C’est ainsi que dans l’imaginaire de celui qui se confie à travers ce tout premier ouvrage, se tisse au-delà des distances établies par le temps et les situations, toute une série de renvois et d’échos par lesquels la souffrance absurde en soi qu’il éprouve prend sens et profondeur à la lumière de celles tout aussi absurdes subies plus que vécues par ces jeunes de l’autre siècle que l’absence de progès humain condamna aux effroyables boucheries que nous ne pouvons que très abstraitement nous représenter.


Et c’est la voix de la douleur, celle déchirante de la douleur physique, jointe à la perspective d’une disparition rendue par le mal moins irréelle et moins lointaine qui ouvre ici l’espace par lequel communiquent sans jamais se recouvrir vraiment bien sûr, ces deux niveaux si différents en apparence d’expérience et de tragédie.

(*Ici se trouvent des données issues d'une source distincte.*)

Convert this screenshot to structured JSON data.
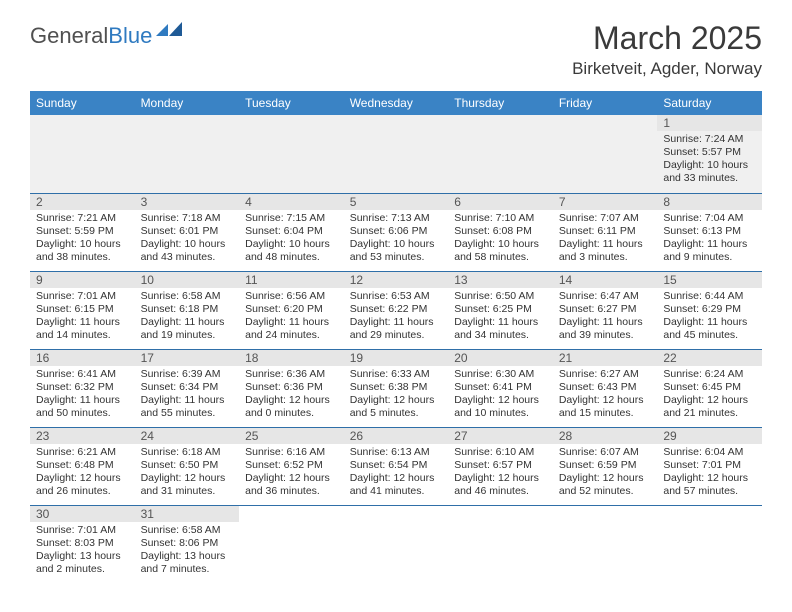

J’attendais donc beaucoup de la lecture du tout dernier ouvrage de Fonclare, Le Bel Obus, que les toutes nouvelles et élégantes éditions Cours toujours ont eu la gentillesse de m’adresser. Construit sur une idée relativement originale : celle de faire d’un obus, par la grâce d’une longue prosopopée, l’un des personnages principaux de son livre et de confronter son histoire ainsi que sa maléfique figure à celle d’une famille d’artisans lorrains dont la destinée se trouve bouleversée par les guerres – celles de 1870 et de 14 – et leurs terribles conséquences, le livre de De Fonclare, qui se lit avec intérêt de par la clarté de son style et la précision de sa documentation, laisse toutefois sur sa faim par son caractère finalement un peu sec, surplombant, manquant à mes yeux de cette chair romanesque dont il possède la matière sans parvenir à lui donner justement corps. C’est que le livre qui couvre plus d’un siècle d’histoire et plusieurs générations, est de ces livres courts qui tiennent plus du simple récit que du roman véritable. Le temps romanesque y est toujours ramassé, compressé, au détriment de la scène qui donne davantage à sentir et à épouser les tensions et les mouvements dramatiques auxquels sont confrontés les personnages. Celui d’Émile par exemple, véritable Trompe la mort que l’obus allemand qu’il a ramassé et désamorcé rend fantastiquement invincible, jusqu’à ce que très ironiquement la grippe espagnole l’emporte comme elle le fit d’Apollinaire dans les touts derniers jours de la guerre, souffre à mes yeux de la comparaison avec l’extraordinaire et complexe personnage voisin que parvient à faire vivre pour nous le romancier canadien Joseph Boyden, dans Le Chemin des âmes


Reste que ce livre bridé répond parfaitement à l’intention, je crois, de la collection qui l’accueille qui est de traiter de l’esprit d’un lieu, d’une région, d’une époque, à partir d’un objet qui s’en fait ou en est le fétiche. Dans une telle perspective, plus illustrative en somme que proprement créatrice, l’ouvrage est une réussite. Il dit ou redit ici, un peu sur le mode finalement du documentaire de fiction, qui tend, avec ses forces et ses faiblesses, à s’imposer comme un genre à part entière, bien des choses qu’il serait dommage pour ne pas dire criminel, pour nous tous, de laisser s’oublier.